As COVID-19 hospitalizations continue their upward spiral, the pandemic passed another milestone late last week.
More than a quarter million Idahoans have contracted the coronavirus.
As of Sunday, the state and its seven health districts reported 251,063 confirmed or probable coronavirus cases.
Last week’s 8,650 new cases represent a slight increase from the previous week’s 8,436 cases. But on Friday, the state’s deputy epidemiologist suggested the current surge isn’t over.
“I see no indication as of today that we are heading downward, we may be heading towards a plateau, which I’ll take over continual increases,” Kathryn Turner of the Idaho Department of Health and Welfare told the State Board of Education.
However, Health and Welfare modeling predicts the delta variant surge will peak in mid-November, reaching 21,000 cases per week.
Here’s a closer look at the week’s other coronavirus metrics:
Child cases. Continuing to increase.
For the week ending Sunday, the state reported another 1,516 cases involving 5- to 17-year-olds. That’s a 10% increase from the previous week, as K-12-aged children continue to account for a growing share of Idaho’s coronavirus caseload.

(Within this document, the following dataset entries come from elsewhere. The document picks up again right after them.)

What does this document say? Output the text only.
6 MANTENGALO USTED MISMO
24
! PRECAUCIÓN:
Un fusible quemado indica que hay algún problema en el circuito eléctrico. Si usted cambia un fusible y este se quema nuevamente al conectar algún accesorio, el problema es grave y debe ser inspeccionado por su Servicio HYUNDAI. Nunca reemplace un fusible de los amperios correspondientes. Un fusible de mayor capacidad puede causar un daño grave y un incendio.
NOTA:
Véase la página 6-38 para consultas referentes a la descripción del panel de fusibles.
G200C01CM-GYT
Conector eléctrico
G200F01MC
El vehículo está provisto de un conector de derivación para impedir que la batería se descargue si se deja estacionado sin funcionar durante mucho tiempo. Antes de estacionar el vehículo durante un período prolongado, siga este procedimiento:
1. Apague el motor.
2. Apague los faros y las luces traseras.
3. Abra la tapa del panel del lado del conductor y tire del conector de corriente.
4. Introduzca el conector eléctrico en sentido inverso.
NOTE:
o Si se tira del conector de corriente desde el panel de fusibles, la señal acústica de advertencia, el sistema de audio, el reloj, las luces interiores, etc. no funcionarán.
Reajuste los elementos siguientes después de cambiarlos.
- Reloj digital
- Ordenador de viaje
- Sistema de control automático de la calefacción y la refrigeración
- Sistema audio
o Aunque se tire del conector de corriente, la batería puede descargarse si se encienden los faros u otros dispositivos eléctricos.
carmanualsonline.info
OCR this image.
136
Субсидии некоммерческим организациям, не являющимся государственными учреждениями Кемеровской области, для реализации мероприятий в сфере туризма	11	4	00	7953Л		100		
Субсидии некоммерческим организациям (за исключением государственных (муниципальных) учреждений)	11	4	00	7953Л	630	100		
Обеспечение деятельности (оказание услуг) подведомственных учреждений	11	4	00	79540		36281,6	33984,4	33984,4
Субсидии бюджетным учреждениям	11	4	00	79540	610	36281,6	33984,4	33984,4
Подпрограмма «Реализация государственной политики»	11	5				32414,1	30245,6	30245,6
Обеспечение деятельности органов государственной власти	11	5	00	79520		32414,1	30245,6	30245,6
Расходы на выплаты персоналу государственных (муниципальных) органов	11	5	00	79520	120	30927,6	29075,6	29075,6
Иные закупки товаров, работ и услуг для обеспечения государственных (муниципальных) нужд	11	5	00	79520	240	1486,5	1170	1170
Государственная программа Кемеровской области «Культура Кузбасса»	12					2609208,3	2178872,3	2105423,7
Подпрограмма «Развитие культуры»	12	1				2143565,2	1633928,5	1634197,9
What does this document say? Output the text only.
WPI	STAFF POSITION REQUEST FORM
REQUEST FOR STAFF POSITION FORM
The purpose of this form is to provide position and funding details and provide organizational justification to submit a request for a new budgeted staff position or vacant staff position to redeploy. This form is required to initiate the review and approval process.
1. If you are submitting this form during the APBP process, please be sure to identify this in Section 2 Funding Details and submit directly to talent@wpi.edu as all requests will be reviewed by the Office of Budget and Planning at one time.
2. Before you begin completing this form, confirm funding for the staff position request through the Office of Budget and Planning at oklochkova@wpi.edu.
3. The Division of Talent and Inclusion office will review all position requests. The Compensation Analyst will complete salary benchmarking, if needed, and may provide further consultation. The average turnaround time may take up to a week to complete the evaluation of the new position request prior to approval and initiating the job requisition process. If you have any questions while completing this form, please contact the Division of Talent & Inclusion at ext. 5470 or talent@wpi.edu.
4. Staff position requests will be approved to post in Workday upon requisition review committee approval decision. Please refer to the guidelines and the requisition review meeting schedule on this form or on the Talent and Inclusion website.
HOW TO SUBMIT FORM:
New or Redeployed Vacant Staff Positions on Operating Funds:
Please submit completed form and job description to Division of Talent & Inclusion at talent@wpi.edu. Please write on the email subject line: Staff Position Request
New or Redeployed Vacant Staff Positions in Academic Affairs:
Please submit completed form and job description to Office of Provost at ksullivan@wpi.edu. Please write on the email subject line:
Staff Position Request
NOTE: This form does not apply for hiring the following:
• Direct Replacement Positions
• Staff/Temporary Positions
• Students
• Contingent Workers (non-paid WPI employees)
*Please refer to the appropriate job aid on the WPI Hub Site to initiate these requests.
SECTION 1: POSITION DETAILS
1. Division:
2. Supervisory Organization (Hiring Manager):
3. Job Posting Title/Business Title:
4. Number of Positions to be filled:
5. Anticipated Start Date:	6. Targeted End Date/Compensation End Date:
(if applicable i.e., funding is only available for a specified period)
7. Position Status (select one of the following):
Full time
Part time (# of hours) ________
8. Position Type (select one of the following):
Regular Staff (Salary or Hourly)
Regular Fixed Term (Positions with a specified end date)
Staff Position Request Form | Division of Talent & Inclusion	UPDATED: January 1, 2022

Nine children were hospitalized with COVID-19 in the past week. No Idaho children have died of COVID-19.
Hospitalizations. On Sept. 20, the state reported a record 760 COVID-19 hospitalizations and 202 ICU admissions. Subsequent reports from Sept. 21 suggested a possible decrease in hospitalization numbers — but hospital admissions far exceed last fall’s coronavirus outbreak.
Deaths. As of Sunday, 2,753 Idahoans have died of COVID-19. The state reported another 117 COVID-19 deaths last week. That’s a decrease from the previous week, when reports of 164 deaths included some cases from the summer.
Positive test rate. A slight decrease.
For the week ending Sept. 18, 16.4% of coronavirus tests came back positive, down from 17.4% the preceding week.
The positive test rate had been climbing every week since mid-June.
However, any positive test rate above 5% suggests a virus is out of control.
Vaccinations. Close to 12,700 Idahoans completed their vaccinations last week, a decrease from the preceding week.
Current vaccination rates, as of Monday:
- All eligible Idahoans: 51.8%.
- 12- to 15-year-olds: 27%.
- 16- and 17-year-olds: 34 %.
- 18- to 24-year-olds: 39 %.
School district thumbnails
Case numbers, self-reported by several large districts, showed signs of decreases:
- Boise: 156 positive cases (down from 168 the previous week).
- Nampa: 113 cases (down from 127 the previous week).
- Coeur d’Alene: 96 positive cases (down from 121 the previous week).
- Pocatello-Chubbuck: 78 total cases (down from 123 the previous week).
- Twin Falls: 60 new cases (down from 63 the previous week).
- West Ada: 57 active cases (down from 66 the previous week).
- Bonneville: 46 active cases.
- Kuna: 33 COVID-positive students reported Monday (down from 83 the previous week).
Boise State update
On the heels of another decrease in new cases, Boise State University is tweaking its gameday protocols — again.
Boise State will not require fans to test negative for the coronavirus, or provide proof of vaccination, in order to attend Saturday’s home football game. The university had announced the requirement on Sept. 17, and students were required to test negative or provide proof of vaccination in order to attend the Sept. 18 game.
“Given the limited capacity for testing, the university is prioritizing its capacity to test Idahoans who are symptomatic, at high risk of contracting COVID, or have had a known exposure,” Boise State said in a news release late Friday afternoon.
Boise State reported 77 new campus cases last week, down from 90 cases the preceding week. Only 3 % of campus coronavirus tests came back positive.
Boise State continues to have the highest case numbers of any Idaho campus. By contrast, Idaho State University reported 69 cases last week, the University of Idaho reported nine cases and Lewis-Clark State College reported six active cases.
“Based on what I heard today I think our university campuses might be among the safest places to be in the state when you look at the protocols that they have in place,” State Board President Kurt Liebich said during Friday’s board meeting.